Unhealthy levels of air pollution in Michigan harm people’s health and reduces their quality of life. For example, recent data shows that the state’s nine oldest coal-fired power plants emit pollution associated with 68,000 cases of asthma exacerbation and 180 premature deaths in Michigan each year. On April 20, 2012, representatives from approximately 30 Michigan health organizations officially formed the MI Air MI Health coalition to give health groups a stronger voice when advocating for policies at the local, state, and federal levels that improve outdoor air quality, curb the harmful health impacts of climate change, and improve the health of children and families across Michigan.
MI Air MI Health is committed to ensuring healthy air for Michigan communities by assessing the health effects of air quality and advocating for the development, implementation, and enforcement of policies to address these issues, recognizing that clean air contributes to a healthy economy.

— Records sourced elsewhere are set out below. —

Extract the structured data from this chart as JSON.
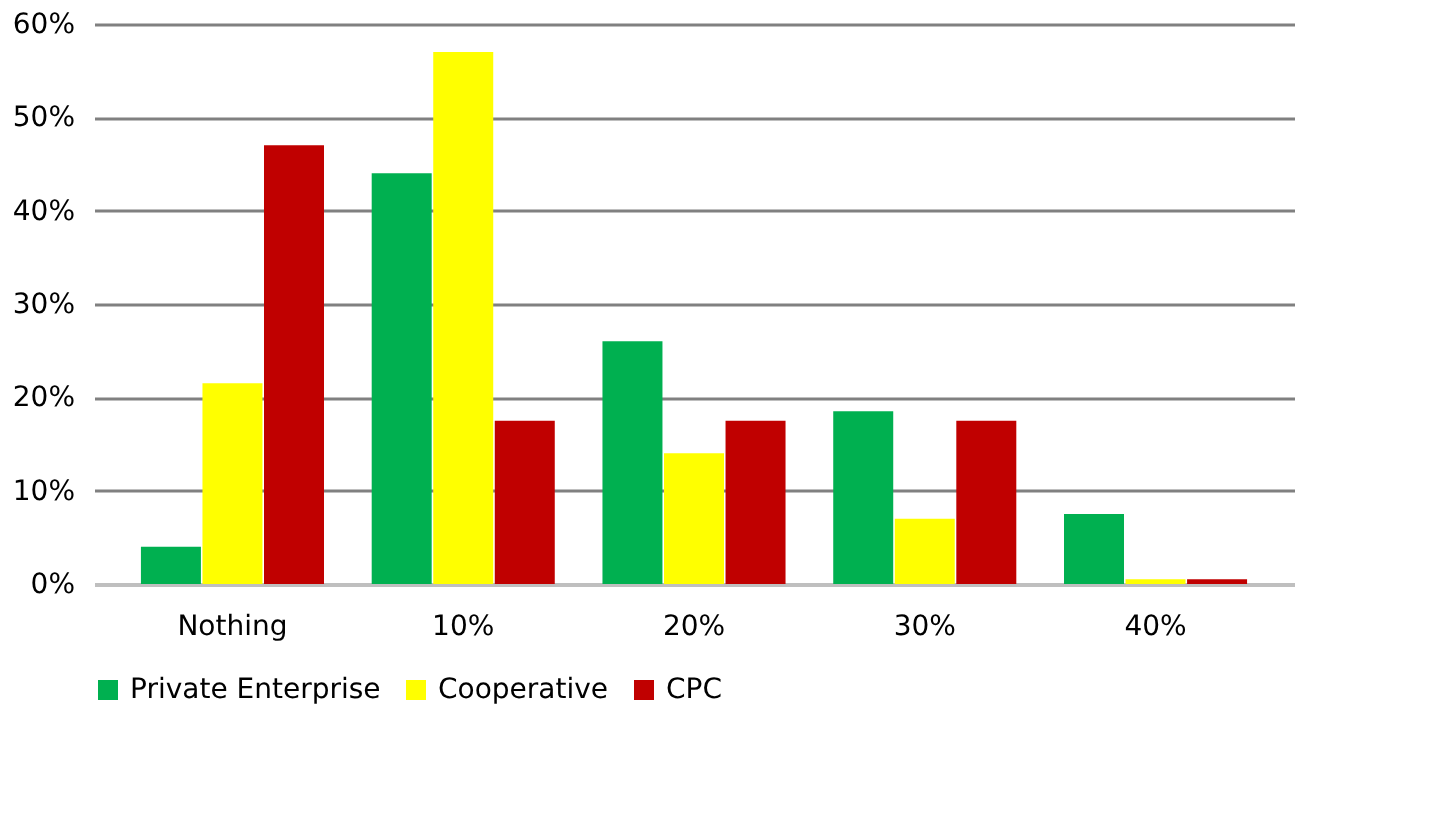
{
  "chart_data": {
    "type": "bar",
    "categories": [
      "Nothing",
      "10%",
      "20%",
      "30%",
      "40%"
    ],
    "series": [
      {
        "name": "Private Enterprise",
        "color": "#00b050",
        "values": [
          4,
          44,
          26,
          18.5,
          7.5
        ]
      },
      {
        "name": "Cooperative",
        "color": "#ffff00",
        "values": [
          21.5,
          57,
          14,
          7,
          0.5
        ]
      },
      {
        "name": "CPC",
        "color": "#c00000",
        "values": [
          47,
          17.5,
          17.5,
          17.5,
          0.5
        ]
      }
    ],
    "ylim": [
      0,
      60
    ],
    "yticks": [
      {
        "value": 0,
        "label": "0%"
      },
      {
        "value": 10,
        "label": "10%"
      },
      {
        "value": 20,
        "label": "20%"
      },
      {
        "value": 30,
        "label": "30%"
      },
      {
        "value": 40,
        "label": "40%"
      },
      {
        "value": 50,
        "label": "50%"
      },
      {
        "value": 60,
        "label": "60%"
      }
    ],
    "grid": "y",
    "legend": "bottom"
  }
}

The Coalition’s steering committee includes the following members:
Ken Fletcher is an Advocacy Specialist with the American Lung Association in Michigan and directs their Healthy Air Campaign in the state. He has worked in the Michigan legislative and political areas for over 25 years and currently serves as the Supervisor of Delta Charter Township.
Tina Reynolds is the Health Policy Director at the Michigan Environmental Council. Tina has extensive experience in law and state public policy development. She holds a law degree from Wayne State University and a bachelor’s degree from the University of Michigan’s School of Natural Resources. She is a member of the State Bar of Michigan. She has worked as a law clerk, as an environmental policy analyst for the Michigan House of Representatives, as a legislative assistant for the 53rd House District (Ann Arbor) and most recently as legal counsel for the 18th State Senate District (Washtenaw County). Tina’s work focuses on ways to protecting people, especially vulnerable children, from exposure to dangerous toxics, and to improve health outcomes. Tina lives in East Lansing with her husband and their three children.